In the likely event that your branch becomes outdated, you will have to update
your working branch:

    git fetch origin
    git rebase remotes/origin/master

Now that you've got some code you want to contribute, let's get set up to
generate a patch. Start by forking the github mirror, check the {github docs on
forking}[https://help.github.com/articles/fork-a-repo] if you get stuck here.
here. You will also need a github account if you don't yet have one.

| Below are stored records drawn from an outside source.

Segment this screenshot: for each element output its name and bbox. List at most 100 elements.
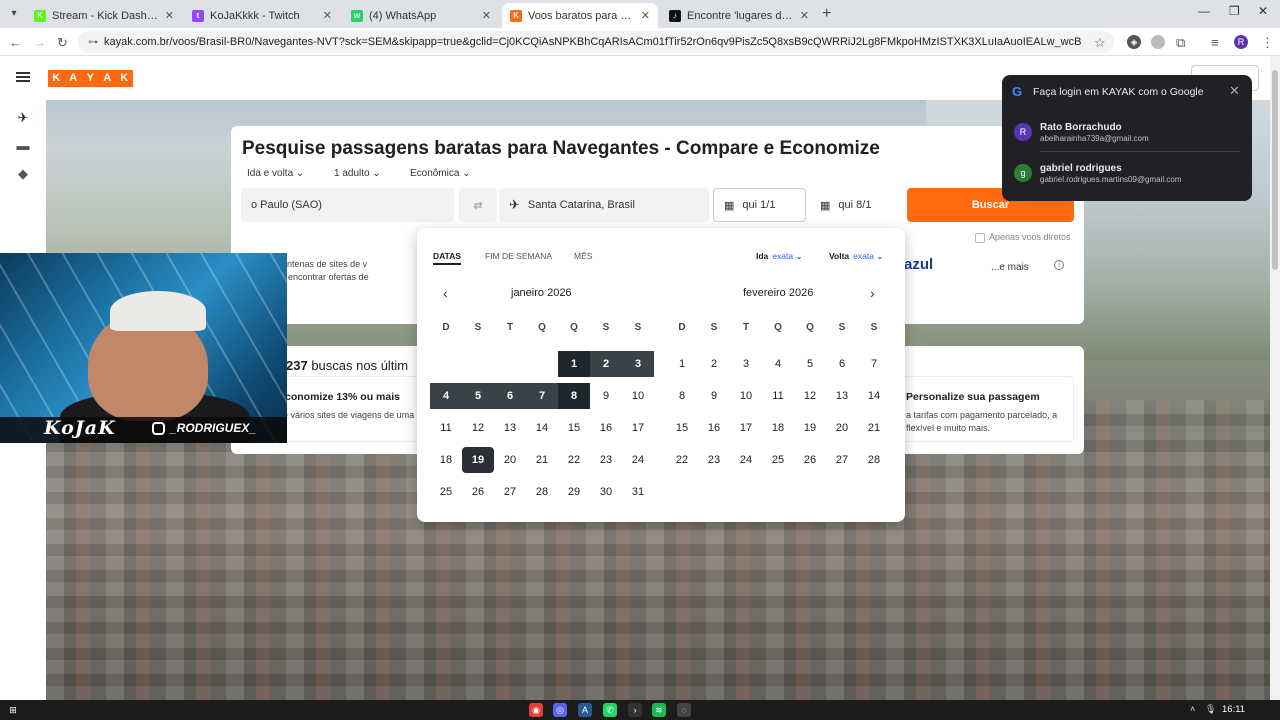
google-account-item[interactable]: R Rato Borrachudo abelharainha739a@gmail.c… [1002, 119, 1252, 159]
ida-flex-select[interactable]: Ida exata ⌄ [756, 251, 803, 262]
return-date-field[interactable]: ▦ qui 8/1 [810, 188, 903, 222]
back-icon[interactable]: ← [9, 35, 22, 50]
minimize-icon[interactable]: — [1198, 4, 1210, 18]
calendar-day[interactable]: 8 [558, 383, 590, 409]
calendar-day[interactable]: 19 [794, 415, 826, 441]
calendar-day[interactable]: 14 [526, 415, 558, 441]
calendar-day[interactable]: 1 [558, 351, 590, 377]
calendar-day[interactable]: 23 [698, 447, 730, 473]
volta-flex-select[interactable]: Volta exata ⌄ [829, 251, 883, 262]
calendar-day[interactable]: 5 [794, 351, 826, 377]
site-info-icon[interactable]: ⊶ [88, 37, 98, 48]
calendar-day[interactable]: 10 [730, 383, 762, 409]
prev-month-icon[interactable]: ‹ [443, 285, 448, 301]
calendar-day[interactable]: 6 [826, 351, 858, 377]
extension-icon[interactable] [1151, 35, 1165, 49]
extensions-puzzle-icon[interactable]: ⧉ [1176, 35, 1185, 51]
calendar-day[interactable]: 21 [526, 447, 558, 473]
swap-icon[interactable]: ⇄ [459, 188, 497, 222]
hamburger-menu-icon[interactable] [16, 72, 30, 82]
tray-chevron-icon[interactable]: ˄ [1190, 704, 1195, 714]
calendar-day[interactable]: 17 [622, 415, 654, 441]
calendar-day[interactable]: 12 [462, 415, 494, 441]
next-month-icon[interactable]: › [870, 285, 875, 301]
browser-tab[interactable]: t KoJaKkkk - Twitch ✕ [184, 3, 340, 28]
calendar-day[interactable]: 23 [590, 447, 622, 473]
page-scrollbar[interactable] [1270, 56, 1280, 700]
calendar-day[interactable]: 28 [526, 479, 558, 505]
calendar-day[interactable]: 16 [590, 415, 622, 441]
calendar-day[interactable]: 24 [730, 447, 762, 473]
calendar-day[interactable]: 10 [622, 383, 654, 409]
calendar-day[interactable]: 9 [590, 383, 622, 409]
hotels-icon[interactable]: ▬ [14, 138, 32, 156]
browser-tab[interactable]: w (4) WhatsApp ✕ [343, 3, 499, 28]
microphone-icon[interactable]: 🎙 [1205, 704, 1216, 715]
google-account-item[interactable]: g gabriel rodrigues gabriel.rodrigues.mart… [1002, 160, 1252, 200]
close-tab-icon[interactable]: ✕ [323, 9, 332, 22]
flights-icon[interactable]: ✈ [14, 110, 32, 128]
profile-avatar[interactable]: R [1234, 35, 1248, 49]
close-tab-icon[interactable]: ✕ [165, 9, 174, 22]
calendar-day[interactable]: 9 [698, 383, 730, 409]
calendar-tab[interactable]: FIM DE SEMANA [485, 251, 552, 261]
calendar-day[interactable]: 26 [462, 479, 494, 505]
calendar-day[interactable]: 1 [666, 351, 698, 377]
close-window-icon[interactable]: ✕ [1258, 4, 1268, 18]
calendar-day[interactable]: 21 [858, 415, 890, 441]
calendar-tab[interactable]: MÊS [574, 251, 592, 261]
calendar-day[interactable]: 22 [558, 447, 590, 473]
calendar-day[interactable]: 20 [494, 447, 526, 473]
browser-tab[interactable]: K Voos baratos para Navegantes ✕ [502, 3, 658, 28]
calendar-day[interactable]: 22 [666, 447, 698, 473]
trip-type-select[interactable]: Ida e volta ⌄ [247, 168, 304, 179]
origin-field[interactable]: o Paulo (SAO) [241, 188, 454, 222]
calendar-day[interactable]: 31 [622, 479, 654, 505]
calendar-day[interactable]: 2 [698, 351, 730, 377]
tab-search-icon[interactable]: ▾ [6, 6, 22, 22]
calendar-day[interactable]: 14 [858, 383, 890, 409]
address-bar[interactable]: ⊶ kayak.com.br/voos/Brasil-BR0/Navegante… [78, 31, 1114, 53]
calendar-day[interactable]: 20 [826, 415, 858, 441]
calendar-day[interactable]: 11 [430, 415, 462, 441]
passengers-select[interactable]: 1 adulto ⌄ [334, 168, 381, 179]
calendar-day[interactable]: 18 [762, 415, 794, 441]
calendar-day[interactable]: 13 [494, 415, 526, 441]
destination-field[interactable]: ✈ Santa Catarina, Brasil [499, 188, 709, 222]
calendar-tab[interactable]: DATAS [433, 251, 462, 265]
calendar-day[interactable]: 26 [794, 447, 826, 473]
browser-tab[interactable]: K Stream - Kick Dashboard ✕ [26, 3, 182, 28]
calendar-day[interactable]: 3 [622, 351, 654, 377]
chrome-taskbar-icon[interactable]: ◉ [529, 703, 543, 717]
calendar-day[interactable]: 25 [762, 447, 794, 473]
menu-dots-icon[interactable]: ⋮ [1261, 35, 1274, 51]
terminal-taskbar-icon[interactable]: › [628, 703, 642, 717]
calendar-day[interactable]: 19 [462, 447, 494, 473]
calendar-day[interactable]: 27 [494, 479, 526, 505]
calendar-day[interactable]: 17 [730, 415, 762, 441]
calendar-day[interactable]: 24 [622, 447, 654, 473]
calendar-day[interactable]: 12 [794, 383, 826, 409]
calendar-day[interactable]: 4 [430, 383, 462, 409]
close-tab-icon[interactable]: ✕ [482, 9, 491, 22]
calendar-day[interactable]: 29 [558, 479, 590, 505]
calendar-day[interactable]: 4 [762, 351, 794, 377]
close-tab-icon[interactable]: ✕ [641, 9, 650, 22]
whatsapp-taskbar-icon[interactable]: ✆ [603, 703, 617, 717]
close-icon[interactable]: ✕ [1229, 83, 1240, 99]
new-tab-button[interactable]: + [822, 5, 831, 23]
calendar-day[interactable]: 28 [858, 447, 890, 473]
app-taskbar-icon[interactable]: A [578, 703, 592, 717]
depart-date-field[interactable]: ▦ qui 1/1 [713, 188, 806, 222]
reload-icon[interactable]: ↻ [57, 35, 68, 51]
calendar-day[interactable]: 15 [666, 415, 698, 441]
direct-only-checkbox[interactable]: Apenas voos diretos [975, 232, 1071, 243]
calendar-day[interactable]: 15 [558, 415, 590, 441]
calendar-day[interactable]: 8 [666, 383, 698, 409]
obs-taskbar-icon[interactable]: ◌ [677, 703, 691, 717]
shield-extension-icon[interactable]: ◈ [1127, 35, 1141, 49]
calendar-day[interactable]: 25 [430, 479, 462, 505]
calendar-day[interactable]: 6 [494, 383, 526, 409]
calendar-day[interactable]: 3 [730, 351, 762, 377]
spotify-taskbar-icon[interactable]: ≋ [652, 703, 666, 717]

Next copy the writable url for your fork and add it as a git remote, replace
"my_username" with your github account name:

    git remote add my_fork git@github.com:my_username/ruby.git
    # Now we can push our branch to our fork
    git push my_fork my_new_branch

In order to generate a patch that you can upload to the bug tracker, we can use
the github interface to review our changes just visit
https://github.com/my_username/ruby/compare/trunk...my_new_branch

Next, you can simply add '.patch' to the end of this URL and it will generate
the patch for you, save the file to your computer and upload it to the bug
tracker. Alternatively you can submit a pull request, but for the best chances
to receive feedback add it is recommended you add it to redmine.